El empresario llevaba años en los que, tras cada viaje, cada visita a su pueblo, fichaba a alguna. Aunque fuera de Vigo. Era de los que podían ir sin dinero, sin reloj, sin llaves, pero de los que no sabía dormir sin que hubiera una mesita de noche en la alcoba. Se había labrado un puesto en la vida. En México.
Sin embargo, en España precisaba de todo eso y más; de su valor, de su astucia, de su resistencia. América siempre estaba en armas, había una lucha tenaz, directa, que le mantenía vivo, pagando por cada muerte un precio. España tenía otro quehacer, otra voluntad (matar no era una acción noble, ni siquiera cuando se hacía por Dios).
Muchos se fueron, pero otros tantos se quedaron en aquellos tiempos de la santa voluntad, del hambre o la huida de un servicio militar obligatorio en primera línea de batalla que no esquivaron. Gentes que, siendo medio olvidadas, unas generaciones tras otras se mataban lentamente, con cariño, tratándose de familia y revistiéndose de amor propio para decirse adiós. Personas, muchas, ninguneadas. Que ni tuvieron el derecho a cometer sus propios errores.
Sobre todo, los hombres, que bajo tensión se rompían, se lastimaban y hacían daño a otros hombres. La envidia los corroía, hartos del: “No importa lo que hagas, solo lo bien que lo hagas” de cuando embarcaban los elegidos, repudiados o no.
En el municipio de Avión y tierras vecinas se sentía esa curvatura del tiempo como en ningún otro lugar. Era iluminación y depravación. Un tenue transcurrir en el que intentaban mediar los capos, dolidos y advertidos. Por eso intentaban dar oportunidades a quienes se las pidieran, pero tenían que pedírselo, fueran familia o no.
Albertito Dacasa era quien mejor sabía gestionar esas tretas. Quizás porque era más mexicano que español, ya nacido en América, y de la cuarta generación de exiliados. Como el mayor de Luisito, de esos que habían ido a estudiar a universidades privadas en los Estados Unidos de América gracias al sudor y al esfuerzo de sus congéneres.

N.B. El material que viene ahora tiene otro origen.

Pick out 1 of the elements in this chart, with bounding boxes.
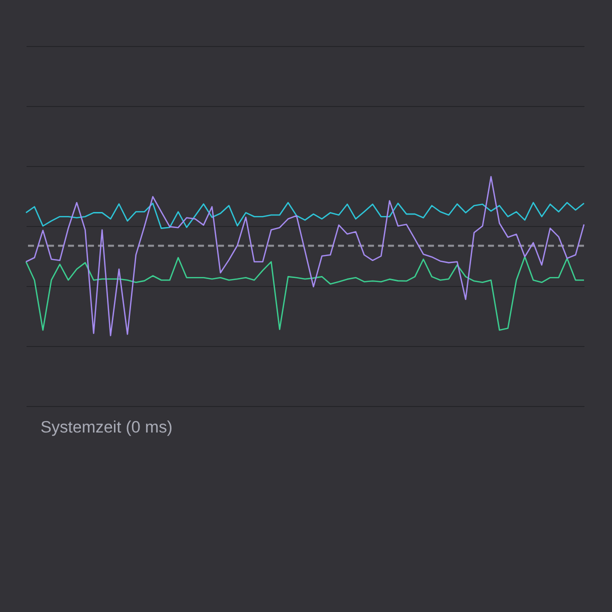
x-axis-title: Systemzeit (0 ms) bbox=[40, 418, 173, 436]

Hijos, que ya no aparecían en las estadísticas de la inmigración. Personas, incluso, con doble nacionalidad, residentes al tiempo en la otra Norteamérica. Los futuros nuevos gestores de esos emporios, y personas que no sentían el concello de Avión como algo propio, sino como una fiesta a la que rendir pleitesía mientras vivieran sus padres, abuelos y tíos.
Dos, tres días al año, poco más. Y de ahí, saltar a Londres, Francia, o cualquier lugar de la Europa del Este, cuando no aprovechar para hacerse un safari en África con el dinero de papá y mamá o el suyo propio, habiendo cumplido. Seres, como Albertito, que creían que si un hombre se arrepentía del daño que había hecho podría volver a la época más feliz de su vida, fuera cual fuera, y revivirla eternamente.